Having studied the longest general substring algorithm, I was interested to learn about a specific version of the problem. It is described as follows:
Given two non-empty string sequences, X = (x1, x2, x3, .... x (n)) and Y = (y1, y2, y3, ..., y (m)), where x (i) and y (i) are character strings, find the longest string in X, which is a substring of all strings of Y.
I have a substring(x, y) function that returns a boolean depicting whether x is a substring in y or not. Obviously, I have to concatenate all the lines in Y in order to form one large line, let's say B. is indicated. I thought about the following approaches:
- Naive . Start by combining all the lines in X to form the string A (n). Apply the substring (A (n), B) - this includes iterating backward in the string A (n). If true, the algorithm ends here and returns A (n) - or any part of it is included in the specified substring. If not, start using (A (n - 1), B) and so on. If such a string does not exist in X, I return an empty string.
Obviously, this approach will take some time depending on the implementation. Assuming that I am using an iterative approach, at each iteration I would have to iterate back through String at that level / index, and then apply substring (). This will take at least two loops, and O(size(B) * maxlength(x1, x2,...)) worst time or more depending on the substring () (correct me if not).
I thought of a second approach based on suffix trees / arrays.

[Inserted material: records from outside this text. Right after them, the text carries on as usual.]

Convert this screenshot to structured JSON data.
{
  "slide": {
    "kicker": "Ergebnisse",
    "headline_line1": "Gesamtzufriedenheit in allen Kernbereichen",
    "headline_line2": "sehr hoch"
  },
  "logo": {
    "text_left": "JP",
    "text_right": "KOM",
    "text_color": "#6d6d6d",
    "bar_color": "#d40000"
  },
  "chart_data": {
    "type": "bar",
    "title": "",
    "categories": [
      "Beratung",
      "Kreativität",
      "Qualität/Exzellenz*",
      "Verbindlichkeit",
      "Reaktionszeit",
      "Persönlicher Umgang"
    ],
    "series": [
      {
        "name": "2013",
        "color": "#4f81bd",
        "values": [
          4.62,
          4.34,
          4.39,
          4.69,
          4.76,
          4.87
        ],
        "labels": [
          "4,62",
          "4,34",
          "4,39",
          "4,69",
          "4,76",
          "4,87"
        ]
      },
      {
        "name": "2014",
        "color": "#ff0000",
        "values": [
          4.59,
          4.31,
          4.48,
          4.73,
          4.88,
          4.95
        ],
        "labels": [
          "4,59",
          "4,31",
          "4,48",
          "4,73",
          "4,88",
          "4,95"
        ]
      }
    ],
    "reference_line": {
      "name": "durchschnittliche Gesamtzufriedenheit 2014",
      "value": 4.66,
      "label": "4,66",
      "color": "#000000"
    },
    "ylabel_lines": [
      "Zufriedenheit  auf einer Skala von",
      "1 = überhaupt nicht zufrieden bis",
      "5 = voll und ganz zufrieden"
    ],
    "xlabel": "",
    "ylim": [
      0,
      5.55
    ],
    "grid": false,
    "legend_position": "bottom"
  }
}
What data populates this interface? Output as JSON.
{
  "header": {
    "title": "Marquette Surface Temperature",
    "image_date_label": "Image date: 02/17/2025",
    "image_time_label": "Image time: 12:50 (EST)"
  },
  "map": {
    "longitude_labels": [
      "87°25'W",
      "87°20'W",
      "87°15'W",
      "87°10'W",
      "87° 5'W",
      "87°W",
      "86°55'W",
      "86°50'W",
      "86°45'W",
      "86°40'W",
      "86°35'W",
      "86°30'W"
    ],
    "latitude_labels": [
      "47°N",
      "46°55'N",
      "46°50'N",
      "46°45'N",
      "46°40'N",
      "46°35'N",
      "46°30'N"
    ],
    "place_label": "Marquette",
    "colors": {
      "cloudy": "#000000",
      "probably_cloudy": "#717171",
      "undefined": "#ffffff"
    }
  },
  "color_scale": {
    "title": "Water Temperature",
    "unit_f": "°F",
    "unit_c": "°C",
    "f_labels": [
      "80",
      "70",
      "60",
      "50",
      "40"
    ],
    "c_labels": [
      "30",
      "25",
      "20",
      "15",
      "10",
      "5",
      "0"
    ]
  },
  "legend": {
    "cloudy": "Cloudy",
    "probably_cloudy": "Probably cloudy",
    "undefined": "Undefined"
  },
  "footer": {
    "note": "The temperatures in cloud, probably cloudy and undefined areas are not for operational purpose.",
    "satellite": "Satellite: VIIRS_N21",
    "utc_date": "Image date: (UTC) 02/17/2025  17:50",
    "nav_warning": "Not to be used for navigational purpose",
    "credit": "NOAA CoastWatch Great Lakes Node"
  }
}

- Generic suffix tree . I will build the GST of the Y sequence using the Ukkonen algorithm in
O(maxlength(y1, y2,...) (?). Lack of knowledge about the bites of suffix trees. I believe that the suffix tree approach will significantly reduce the execution time (due to space) for searching for a substring, but I donβt know how to implement this operation.
If there is a better approach, I would love to know.
EDIT: Sorry if it seemed to me that I had abandoned this topic.
What should I do if I should not use GST, but some standard data structure, such as a stack, queue, set, heap, priority queue, etc.? Naturally, the sequence X must be sorted, the largest row. If I store it in a string array, I will have to use a sorting algorithm such as mergesort / quicksort. The goal is the most efficient working time.
Can I store X in a structure that automatically sorts its elements as they are assembled? How about maximum heap?
It would seem that the suffix tree is the best way to find substrings this way. Is there any other data structure that I could use?